In 2003, Edwards wrote the libretto for the opera Manifest Destiny co-written with composer Keith Burstein. Manifest Destiny was first produced as a benefit for the Guantanamo Human Rights Commission at The Tricycle Theatre, London and subsequently at the 2005 Edinburgh Festival (The Assembly Rooms) while Edwards' new play Astrakhan (Winter) was also being performed by Cambridge ADC at the festival.

The production of Manifest Destiny at the Edinburgh Festival received a review in the London Evening Standard which, composer Burstein felt, was tantamount to an accusation of justifying terrorism which could have caused the arraignment of the composer and librettist under the new law on the glorification of terrorism which was at that time passing through parliament. Burstein sued The Evening Standard, an action not supported by Edwards. But as a result of the action the press boycotted Edwards' play about the French poet Baudelaire The Pimp produced in London in 2006. Edwards made the decision as a result of this that he would no longer work in the theatre. Despite this, The Pimp had a public reading in New York in 2008 and Casanova Undone was produced in Copenhagen in 2009. In 2011, on the tenth anniversary of the attack on the World Trade Centre, Manifest Destiny was produced as MD2011 by Opera Close Up at the King’s Head, London.

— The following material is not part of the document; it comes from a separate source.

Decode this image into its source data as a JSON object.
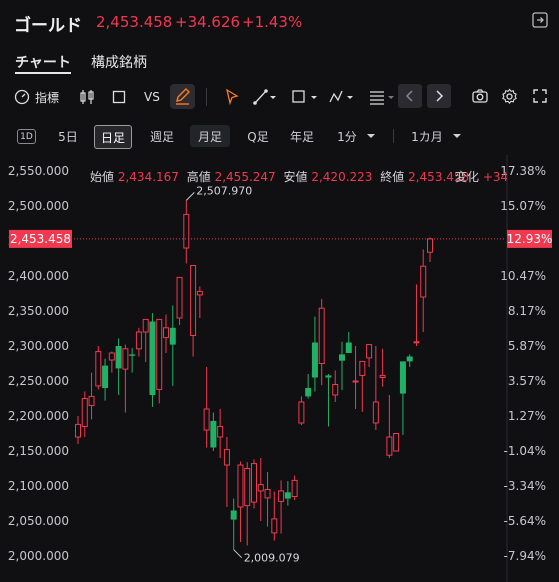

In 2010 Edwards accepted a commission from Liverpool’s Collective Encounters to work with composer Patrick Dineen and write the street opera Songs For Silence Voices produced in 2011 and 2012 in empty retail premises in the city centre. The opera was subsequently made into a short animated film Poets of Loss. And in 2012 he was commissioned by The Meternik Foundation to work with Brazilian composer Mario Ferraro and a collection of short operas for terminally ill children. The first of these was produced in 2013 in London and Rio de Janeiro. Also in 2013, The Opportunist a play about Lee Harvey Oswald was written for Ann Arbor, University of Michigan where it was given a rehearsed public reading.

Edwards' poetry is published by Oberon Books and Poetry Wales as well as appearing in anthologies. A collection of poems "Walt Whitman and other poems" is published by Oberon. Edwards is currently working on a collection of short stories and a collection of what he calls icepoems. Both collections will be published in 2016.

Edwards teaches Creative Writing at The University of Wales, Lampeter, where he is managing editor and co-founder with John Lavin of The Lampeter Review.